Eine Ausnahme gilt allerdings im Fall des § 589 Abs. 2 RVO. Danach wird vermutet, daß der Tod eines Versicherten, der an einer der in dieser Vorschrift genannten Berufskrankheiten mit einer MdE um 50 % oder mehr gelitten hat, durch diese Berufskrankheit verursacht worden ist. Nach Satz 2 dieser Vorschrift ist jedoch ein beschränkter Gegenbeweis möglich; im Falle der Offenkundigkeit des Nichtbestehens des ursächlichen Zusammenhangs gilt diese Vermutung nämlich nicht. Dem LSG ist, wenn auch mit anderer Begründung im Ergebnis darin zuzustimmen, daß § 589 Abs. 2 nicht bei der Entscheidung anzuwenden ist, ob die Folgen der Silikose die Fähigkeit zur Willensbildung im Zeitpunkt des Entschlusses zum Freitod wesentlich beeinträchtigt hat. Man kann davon ausgehen, daß der Gesetzgeber die Vermutung des § 589 Abs. 2 Satz 1 aufgestellt hat, weil erfahrungsgemäß eine der dort genannten Berufskrankheiten mit einer MdE von 50 % oder mehr in nicht wenigen Fällen zumindest eine rechtlich wesentliche Ursache für den Tod des Versicherten ist. Anders aber liegen die Verhältnisse bei der Frage, ob die Folge einer dieser Berufskrankheiten die Fähigkeit zur Willensbildung des Versicherten im Zeitpunkt des Entschlusses zum Freitod wesentlich beeinträchtigt hat; insofern gibt es eine vergleichbare Erfahrung nicht. Hätte der Gesetzgeber bei Erlaß dieser Vorschrift diesen Fall vor Augen gehabt, würde er nach Ansicht des Senats die Vermutung des § 589 Abs. 2 Satz 1 RVO für diesen Fall nicht ausgesprochen haben. § 589 Abs. 2 RVO muß daher einschränkend dahin ausgelegt werden, daß er nicht für die Entscheidung dieser Frage gilt. Da § 589 Abs. 2 somit hier nicht anwendbar ist, die Beantwortung dieser Frage sich vielmehr nach allgemeinen Grundsätzen richtet, bestehen keine Bedenken gegen die Feststellung des LSG, daß das Vorliegen der Kausalität zwischen Silikose und Freitod nicht festgestellt werden kann mit der Folge, daß hier die allgemeinen Beweislastregeln Anwendung finden. Danach aber geht, wie bereits ausgeführt, die Nichtfeststellbarkeit des wesentlichen Ursachenzusammenhanges zwischen Silikose und Freitod des Versicherten zu Lasten der Klägerin, da sich ihr Anspruch auf das Vorliegen dieses Kausalzusammenhangs stützt.

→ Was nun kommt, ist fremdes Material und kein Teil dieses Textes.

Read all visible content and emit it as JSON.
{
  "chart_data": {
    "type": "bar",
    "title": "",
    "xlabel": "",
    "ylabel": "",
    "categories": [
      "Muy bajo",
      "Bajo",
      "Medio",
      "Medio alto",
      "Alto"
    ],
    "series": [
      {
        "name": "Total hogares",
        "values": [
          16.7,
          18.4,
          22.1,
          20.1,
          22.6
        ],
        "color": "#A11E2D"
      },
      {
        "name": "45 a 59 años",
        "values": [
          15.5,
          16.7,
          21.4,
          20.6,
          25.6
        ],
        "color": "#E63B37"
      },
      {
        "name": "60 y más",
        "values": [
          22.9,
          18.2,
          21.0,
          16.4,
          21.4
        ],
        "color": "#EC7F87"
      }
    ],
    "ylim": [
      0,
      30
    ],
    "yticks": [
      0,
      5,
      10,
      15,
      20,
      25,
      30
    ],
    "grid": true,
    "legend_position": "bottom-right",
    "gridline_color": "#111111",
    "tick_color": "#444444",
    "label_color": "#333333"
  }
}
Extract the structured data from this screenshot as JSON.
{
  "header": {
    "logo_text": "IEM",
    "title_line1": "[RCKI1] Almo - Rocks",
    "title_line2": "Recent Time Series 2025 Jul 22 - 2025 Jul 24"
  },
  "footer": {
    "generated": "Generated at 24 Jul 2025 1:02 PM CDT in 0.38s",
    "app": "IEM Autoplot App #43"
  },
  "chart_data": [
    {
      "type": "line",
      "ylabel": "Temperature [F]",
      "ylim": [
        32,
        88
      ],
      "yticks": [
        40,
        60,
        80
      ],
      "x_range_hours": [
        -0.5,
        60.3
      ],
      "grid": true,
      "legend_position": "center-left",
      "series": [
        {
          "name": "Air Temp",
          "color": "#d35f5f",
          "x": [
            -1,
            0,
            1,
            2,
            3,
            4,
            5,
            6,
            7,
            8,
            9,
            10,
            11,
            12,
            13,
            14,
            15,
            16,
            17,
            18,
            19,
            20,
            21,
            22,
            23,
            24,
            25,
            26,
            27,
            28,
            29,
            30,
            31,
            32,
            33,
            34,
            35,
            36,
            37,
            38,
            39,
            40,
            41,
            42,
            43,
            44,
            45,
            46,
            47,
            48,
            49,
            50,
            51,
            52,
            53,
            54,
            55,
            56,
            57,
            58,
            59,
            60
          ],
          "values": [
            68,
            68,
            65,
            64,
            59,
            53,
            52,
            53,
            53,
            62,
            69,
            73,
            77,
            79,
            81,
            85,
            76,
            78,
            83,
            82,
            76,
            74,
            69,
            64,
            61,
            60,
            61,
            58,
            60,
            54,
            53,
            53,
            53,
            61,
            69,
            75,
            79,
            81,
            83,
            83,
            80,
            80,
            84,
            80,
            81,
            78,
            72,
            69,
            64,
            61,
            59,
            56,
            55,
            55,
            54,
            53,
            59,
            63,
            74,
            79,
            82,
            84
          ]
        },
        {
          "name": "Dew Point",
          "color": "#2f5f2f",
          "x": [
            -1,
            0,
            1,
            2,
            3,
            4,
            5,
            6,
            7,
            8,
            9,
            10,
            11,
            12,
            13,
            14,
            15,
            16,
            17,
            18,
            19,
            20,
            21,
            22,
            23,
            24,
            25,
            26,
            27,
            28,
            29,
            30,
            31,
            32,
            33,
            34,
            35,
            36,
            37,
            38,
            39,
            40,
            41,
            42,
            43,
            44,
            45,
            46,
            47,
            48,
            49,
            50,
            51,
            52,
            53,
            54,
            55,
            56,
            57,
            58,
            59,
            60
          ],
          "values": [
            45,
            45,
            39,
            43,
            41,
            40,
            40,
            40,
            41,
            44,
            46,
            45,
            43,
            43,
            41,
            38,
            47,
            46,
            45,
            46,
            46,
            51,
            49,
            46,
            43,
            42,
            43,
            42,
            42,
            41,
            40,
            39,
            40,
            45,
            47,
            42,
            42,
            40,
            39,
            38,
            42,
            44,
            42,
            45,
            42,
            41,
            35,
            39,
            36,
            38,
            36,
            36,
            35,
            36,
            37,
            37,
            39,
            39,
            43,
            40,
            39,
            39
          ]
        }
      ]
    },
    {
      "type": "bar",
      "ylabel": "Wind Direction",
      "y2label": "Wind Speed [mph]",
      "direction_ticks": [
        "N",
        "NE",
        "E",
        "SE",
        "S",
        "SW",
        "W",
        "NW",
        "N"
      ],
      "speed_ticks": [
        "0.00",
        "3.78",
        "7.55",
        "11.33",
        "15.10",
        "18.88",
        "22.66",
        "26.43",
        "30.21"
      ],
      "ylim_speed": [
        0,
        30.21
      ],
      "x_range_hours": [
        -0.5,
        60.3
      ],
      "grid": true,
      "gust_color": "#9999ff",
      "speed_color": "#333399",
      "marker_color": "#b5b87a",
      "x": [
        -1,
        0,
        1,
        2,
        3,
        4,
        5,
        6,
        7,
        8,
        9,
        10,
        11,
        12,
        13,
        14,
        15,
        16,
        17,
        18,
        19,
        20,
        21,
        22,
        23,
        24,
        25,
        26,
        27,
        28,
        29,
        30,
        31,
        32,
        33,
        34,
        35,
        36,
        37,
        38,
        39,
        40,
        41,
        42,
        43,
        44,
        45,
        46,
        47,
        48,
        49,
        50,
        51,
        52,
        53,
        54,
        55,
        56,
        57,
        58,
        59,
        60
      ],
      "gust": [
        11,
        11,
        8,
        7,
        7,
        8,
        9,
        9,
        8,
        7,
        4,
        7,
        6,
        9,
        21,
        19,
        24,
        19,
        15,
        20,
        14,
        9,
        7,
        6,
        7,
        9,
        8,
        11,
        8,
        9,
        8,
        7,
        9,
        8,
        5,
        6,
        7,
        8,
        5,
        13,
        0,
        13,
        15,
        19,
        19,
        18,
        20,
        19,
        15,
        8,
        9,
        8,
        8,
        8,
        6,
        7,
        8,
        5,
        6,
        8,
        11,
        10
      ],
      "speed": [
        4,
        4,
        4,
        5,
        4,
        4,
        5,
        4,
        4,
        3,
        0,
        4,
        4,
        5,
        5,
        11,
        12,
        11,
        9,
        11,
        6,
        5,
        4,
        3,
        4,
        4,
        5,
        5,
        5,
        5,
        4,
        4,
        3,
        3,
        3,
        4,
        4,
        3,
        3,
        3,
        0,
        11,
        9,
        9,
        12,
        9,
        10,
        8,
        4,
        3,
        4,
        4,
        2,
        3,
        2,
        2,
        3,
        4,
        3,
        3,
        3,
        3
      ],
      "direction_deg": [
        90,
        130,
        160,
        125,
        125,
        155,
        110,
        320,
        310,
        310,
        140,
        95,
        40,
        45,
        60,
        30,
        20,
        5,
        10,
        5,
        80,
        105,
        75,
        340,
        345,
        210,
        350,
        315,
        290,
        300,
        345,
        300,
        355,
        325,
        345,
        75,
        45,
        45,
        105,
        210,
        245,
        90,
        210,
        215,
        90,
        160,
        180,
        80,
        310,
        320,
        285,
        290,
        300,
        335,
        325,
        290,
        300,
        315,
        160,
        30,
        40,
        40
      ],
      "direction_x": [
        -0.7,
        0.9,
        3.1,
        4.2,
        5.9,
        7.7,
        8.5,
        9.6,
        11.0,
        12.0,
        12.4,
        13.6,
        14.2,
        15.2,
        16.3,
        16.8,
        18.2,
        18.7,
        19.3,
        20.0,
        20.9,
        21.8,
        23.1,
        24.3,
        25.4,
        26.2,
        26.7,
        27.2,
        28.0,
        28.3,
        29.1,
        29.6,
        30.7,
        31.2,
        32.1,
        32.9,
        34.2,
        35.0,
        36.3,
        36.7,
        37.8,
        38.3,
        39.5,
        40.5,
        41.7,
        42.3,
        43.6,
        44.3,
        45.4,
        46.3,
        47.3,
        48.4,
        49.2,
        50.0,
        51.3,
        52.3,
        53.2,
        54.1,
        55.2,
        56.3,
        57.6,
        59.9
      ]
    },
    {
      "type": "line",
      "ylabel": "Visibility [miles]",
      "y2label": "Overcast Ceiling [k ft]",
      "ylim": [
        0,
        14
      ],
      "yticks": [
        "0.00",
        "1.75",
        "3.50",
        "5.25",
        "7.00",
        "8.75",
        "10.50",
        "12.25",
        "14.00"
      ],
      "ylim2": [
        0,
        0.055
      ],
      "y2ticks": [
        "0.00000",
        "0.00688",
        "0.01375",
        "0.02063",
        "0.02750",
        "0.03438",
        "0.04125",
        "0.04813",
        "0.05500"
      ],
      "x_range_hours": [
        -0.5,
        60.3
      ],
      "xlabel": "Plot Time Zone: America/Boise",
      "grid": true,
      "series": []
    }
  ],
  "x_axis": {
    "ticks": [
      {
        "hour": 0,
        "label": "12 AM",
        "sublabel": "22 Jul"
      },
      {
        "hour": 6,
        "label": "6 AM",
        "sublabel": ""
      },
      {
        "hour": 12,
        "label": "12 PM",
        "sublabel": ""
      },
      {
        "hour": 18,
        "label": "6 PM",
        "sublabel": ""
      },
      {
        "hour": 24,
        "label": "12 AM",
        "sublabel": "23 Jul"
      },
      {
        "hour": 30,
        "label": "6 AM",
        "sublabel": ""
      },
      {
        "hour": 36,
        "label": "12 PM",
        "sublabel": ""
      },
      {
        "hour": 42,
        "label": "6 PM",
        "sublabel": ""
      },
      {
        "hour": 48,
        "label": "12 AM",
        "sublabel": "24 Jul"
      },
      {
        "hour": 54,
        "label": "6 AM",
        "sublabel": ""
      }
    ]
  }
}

Rechtlich anders liegen die Verhältnisse, wenn davon ausgegangen wird, daß der Versicherte nicht durch Freitod, sondern durch Unglücksfall zu Tode gekommen ist. Für diesen Fall ist § 589 Abs. 2 RVO anzuwenden. Es besteht also nach Satz 1 dieser Vorschrift die Vermutung, daß der Tod des Versicherten durch die Silikose wesentlich verursacht worden ist. Allerdings gilt, wie bereits ausgeführt, nach Satz 2 aaO diese Vermutung nicht, wenn es offenkundig ist, daß der Tod durch die Silikose nicht wesentlich beeinflußt worden ist. Der Senat hat hierzu in ständiger Rechtsprechung bereits entschieden, daß dies dann anzunehmen ist, wenn die Möglichkeit, daß die Silikose den Tod des Versicherten wesentlich beeinflußt hat, eine so entfernte ist, daß sie mehr oder weniger als nur theoretisch angesehen werden muß. Das LSG hat dies angenommen, weil es als die "eigentliche" Ursache für den Entschluß des Versicherten, an das Fenster zu treten, und für den Sturz aus dem Fenster die Folgen des Herzinfarkts ansieht. Der Vortrag der Klägerin, die silikosebedingten Atembeschwerden ihres Ehemannes hätten wahrscheinlich dazu geführt, daß er sich aus dem Fenster gebeugt und dabei das Gleichgewicht verloren habe, stellt keine substantiierte, mit Beweismitteln versehene Rüge gegen diese Feststellung dar, sondern hat lediglich die Wiedergabe ihrer Ansicht zum Inhalt, daß sie diesen ursächlichen Zusammenhang zwischen Silikose und dem Herantreten an das Fenster bzw. dem Sturz aus dem Fenster für wahrscheinlich hält. Dieser Vortrag ist auch im übrigen nicht geeignet, die Ansicht des LSG zu erschüttern, da auch sonstige rechtliche Bedenken hiergegen nicht zu erheben sind. Auch für diese Alternative, daß es sich bei dem Tod des Versicherten um einen Unglücksfall gehandelt hat, besteht daher der geltend gemachte Anspruch der Klägerin nicht.

Der Senat mußte daher die Revision der Klägerin zurückweisen.

Die Entscheidung über die Kosten beruht auf § 193 des Sozialgerichtsgesetzes.